Les constructeurs divisés sur la flexibilité des règles

Cependant, la communauté des constructeurs automobiles n’est pas unanime sur cette question. Carlos Tavares, PDG de Stellantis, a mis en garde contre un assouplissement des règles, affirmant que cela pourrait augmenter les coûts pour l’industrie. Selon Tavares, continuer à investir simultanément dans les moteurs thermiques et les véhicules électriques serait une stratégie coûteuse à long terme, car elle nécessiterait des ressources doublées pour maintenir deux types de technologies en parallèle. Stellantis est déjà en train de basculer une grande partie de sa production vers des modèles électriques, et retarder cette transition pourrait faire échouer la stratégie industrielle du groupe.

Conséquences économiques pour les constructeurs automobiles

Les constructeurs européens doivent jongler avec plusieurs défis financiers majeurs. Outre les amendes potentielles, ils doivent faire face à une concurrence croissante des constructeurs asiatiques de véhicules électriques, qui offrent des modèles à des prix plus abordables. En 2023, des entreprises comme BYD (Chine) ont vu leurs parts de marché en Europe augmenter, mettant sous pression les marques européennes pour qu’elles réduisent leurs coûts.

Les investissements dans les infrastructures de recharge sont également cruciaux pour faciliter la transition vers les véhicules électriques, mais ces investissements, estimés à plusieurs milliards d’euros, ne progressent pas assez rapidement. Selon une étude de la Commission européenne, l’UE aura besoin de 3,5 millions de bornes de recharge d’ici 2030, contre seulement 300 000 en 2023, pour répondre à la demande croissante en VE. Cela impose une charge supplémentaire aux constructeurs qui doivent non seulement adapter leurs gammes, mais également soutenir l’infrastructure nécessaire.

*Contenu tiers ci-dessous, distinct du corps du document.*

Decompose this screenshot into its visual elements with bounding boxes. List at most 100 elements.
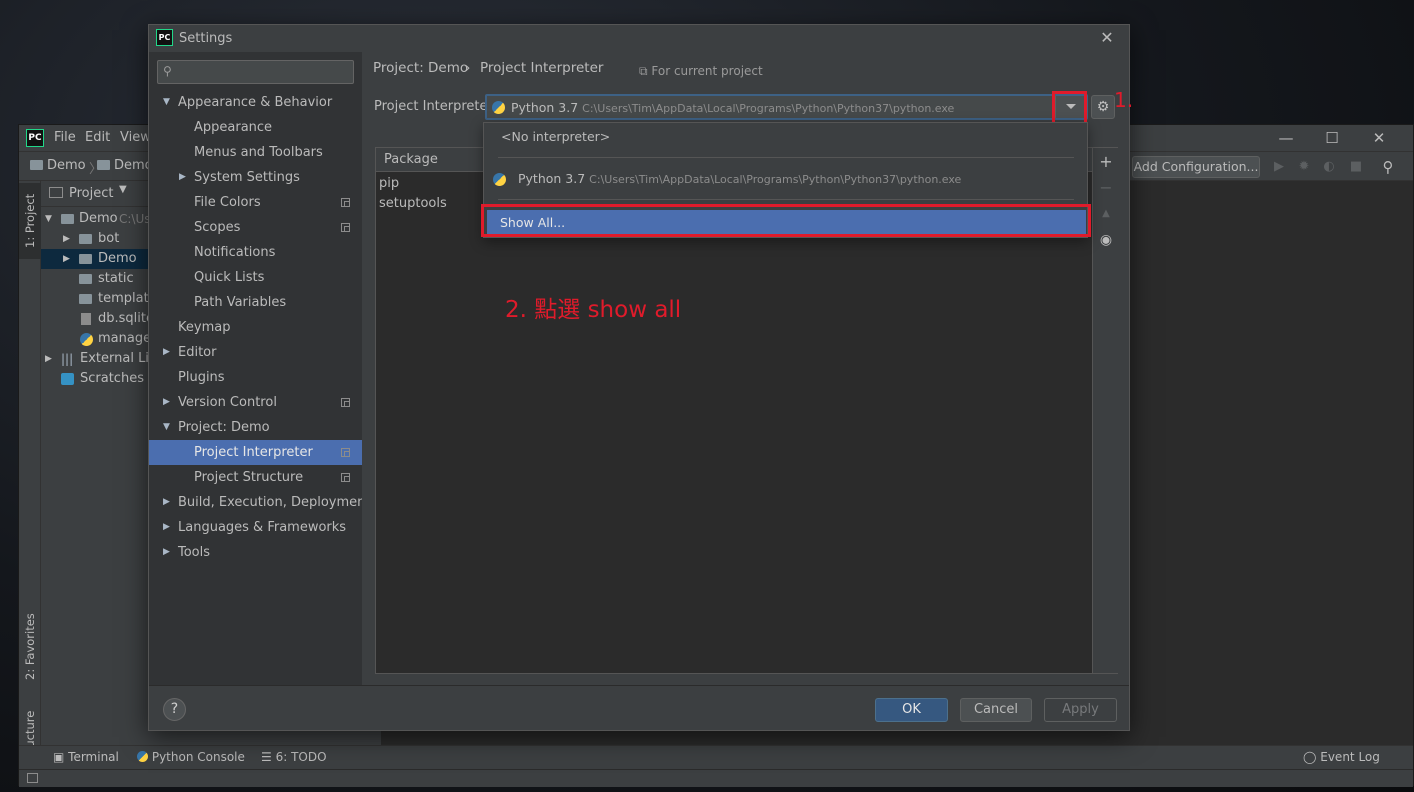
breadcrumb-project-interpreter: Project Interpreter (480, 60, 604, 76)
package-tools: + − ▲ ◉ (1092, 148, 1118, 673)
chevron-down-icon: ▼ (163, 422, 170, 432)
option-python-37[interactable]: Python 3.7 C:\Users\Tim\AppData\Local\Pr… (518, 171, 961, 186)
breadcrumb-project-demo: Project: Demo (373, 60, 469, 76)
add-package-icon[interactable]: + (1093, 151, 1119, 173)
apply-button[interactable]: Apply (1044, 698, 1117, 722)
todo-icon: ☰ (261, 750, 276, 764)
python-file-icon (80, 333, 93, 346)
nav-languages-frameworks[interactable]: ▶ Languages & Frameworks (149, 515, 362, 540)
nav-appearance-behavior[interactable]: ▼ Appearance & Behavior (149, 90, 362, 115)
tab-todo[interactable]: ☰ 6: TODO (261, 750, 327, 764)
option-no-interpreter[interactable]: <No interpreter> (501, 129, 610, 144)
maximize-icon[interactable]: ☐ (1322, 128, 1342, 148)
nav-system-settings[interactable]: ▶ System Settings (149, 165, 362, 190)
settings-content: Project: Demo › Project Interpreter ⧉ Fo… (362, 52, 1133, 685)
chevron-right-icon: ▶ (63, 254, 70, 264)
nav-project-interpreter[interactable]: Project Interpreter (149, 440, 362, 465)
pycharm-logo-icon: PC (156, 29, 173, 46)
chevron-down-icon: ▼ (163, 97, 170, 107)
tab-project[interactable]: 1: Project (19, 183, 41, 259)
help-button[interactable]: ? (163, 698, 186, 721)
search-everywhere-icon[interactable]: ⚲ (1381, 160, 1395, 175)
divider (498, 157, 1074, 158)
left-tool-strip: 1: Project 2: Favorites 7: Structure (19, 181, 41, 779)
dialog-titlebar: PC Settings ✕ (149, 25, 1129, 52)
settings-sidebar: ⚲ ▼ Appearance & Behavior Appearance Men… (149, 52, 370, 685)
nav-build-execution-deployment[interactable]: ▶ Build, Execution, Deployment (149, 490, 370, 515)
menu-view[interactable]: View (120, 130, 151, 145)
settings-search-field[interactable] (180, 63, 350, 81)
search-icon: ⚲ (163, 64, 172, 78)
column-package[interactable]: Package (384, 152, 438, 167)
nav-editor[interactable]: ▶ Editor (149, 340, 362, 365)
project-scope-icon (341, 398, 350, 407)
add-configuration-button[interactable]: Add Configuration... (1132, 156, 1260, 178)
for-current-project-note: ⧉ For current project (639, 64, 763, 78)
tab-terminal[interactable]: ▣ Terminal (53, 750, 119, 764)
tab-favorites[interactable]: 2: Favorites (19, 601, 41, 693)
nav-quick-lists[interactable]: Quick Lists (149, 265, 362, 290)
chevron-down-icon[interactable]: ▼ (119, 184, 127, 195)
chevron-right-icon: ▶ (45, 354, 52, 364)
upgrade-package-icon[interactable]: ▲ (1093, 203, 1119, 225)
nav-notifications[interactable]: Notifications (149, 240, 362, 265)
coverage-icon[interactable]: ◐ (1322, 160, 1336, 174)
nav-scopes[interactable]: Scopes (149, 215, 362, 240)
project-scope-icon: ⧉ (639, 64, 652, 78)
folder-icon (61, 214, 74, 224)
project-view-label[interactable]: Project (69, 186, 113, 201)
toggle-tool-windows-icon[interactable] (27, 773, 38, 783)
nav-plugins[interactable]: Plugins (149, 365, 362, 390)
nav-keymap[interactable]: Keymap (149, 315, 362, 340)
nav-version-control[interactable]: ▶ Version Control (149, 390, 362, 415)
database-file-icon (81, 313, 91, 325)
cancel-button[interactable]: Cancel (960, 698, 1032, 722)
project-scope-icon (341, 198, 350, 207)
nav-path-variables[interactable]: Path Variables (149, 290, 362, 315)
nav-appearance[interactable]: Appearance (149, 115, 362, 140)
nav-tools[interactable]: ▶ Tools (149, 540, 362, 565)
status-bar (19, 769, 1413, 787)
chevron-right-icon: ▶ (163, 547, 170, 557)
divider (498, 199, 1074, 200)
settings-search-input[interactable]: ⚲ (157, 60, 354, 84)
table-row[interactable]: pip (379, 176, 399, 191)
terminal-icon: ▣ (53, 750, 69, 764)
chevron-right-icon: ▶ (63, 234, 70, 244)
folder-icon (79, 274, 92, 284)
minimize-icon[interactable]: — (1276, 128, 1296, 148)
annotation-highlight-dropdown (1052, 91, 1087, 125)
interpreter-label: Project Interpreter: (374, 99, 498, 114)
nav-file-colors[interactable]: File Colors (149, 190, 362, 215)
remove-package-icon[interactable]: − (1093, 177, 1119, 199)
menu-edit[interactable]: Edit (85, 130, 110, 145)
stop-icon[interactable]: ■ (1349, 160, 1363, 174)
annotation-step-2: 2. 點選 show all (505, 297, 682, 323)
ok-button[interactable]: OK (875, 698, 948, 722)
gear-icon[interactable]: ⚙ (1091, 95, 1115, 119)
close-icon[interactable]: ✕ (1097, 28, 1117, 48)
chevron-right-icon: ▶ (163, 347, 170, 357)
tab-python-console[interactable]: Python Console (137, 750, 245, 764)
folder-icon (79, 254, 92, 264)
chevron-right-icon: ▶ (163, 522, 170, 532)
pycharm-logo-icon: PC (26, 129, 44, 147)
close-icon[interactable]: ✕ (1369, 128, 1389, 148)
breadcrumb-demo-sub[interactable]: Demo (97, 158, 153, 173)
nav-project-structure[interactable]: Project Structure (149, 465, 362, 490)
debug-icon[interactable]: ✹ (1297, 160, 1311, 174)
chevron-right-icon: ▶ (179, 172, 186, 182)
nav-project-demo[interactable]: ▼ Project: Demo (149, 415, 362, 440)
menu-file[interactable]: File (54, 130, 76, 145)
breadcrumb-demo[interactable]: Demo (30, 158, 86, 173)
run-icon[interactable]: ▶ (1272, 160, 1286, 174)
nav-menus-toolbars[interactable]: Menus and Toolbars (149, 140, 362, 165)
tab-event-log[interactable]: ◯ Event Log (1303, 750, 1380, 764)
folder-icon (97, 160, 110, 170)
breadcrumb-separator: › (465, 60, 471, 76)
interpreter-combobox[interactable]: Python 3.7 C:\Users\Tim\AppData\Local\Pr… (485, 94, 1088, 120)
eye-icon[interactable]: ◉ (1093, 229, 1119, 251)
annotation-highlight-show-all (481, 204, 1091, 237)
table-row[interactable]: setuptools (379, 196, 447, 211)
chevron-right-icon: ▶ (163, 397, 170, 407)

Les défis du marché des véhicules électriques

Le marché des véhicules électriques fait face à des défis structurels. Les coûts de production des VE restent élevés en raison des prix des métaux rares, comme le lithium et le cobalt, utilisés dans les batteries. De plus, le manque d’infrastructures de recharge, en particulier dans les zones rurales, freine l’adoption des VE. En 2023, une étude de l’Agence internationale de l’énergie (AIE) a montré que les coûts des batteries représentaient environ 40 % du coût total d’un véhicule électrique. Cela signifie que tout retard dans le développement des batteries pourrait également retarder l’atteinte des objectifs européens de réduction des émissions.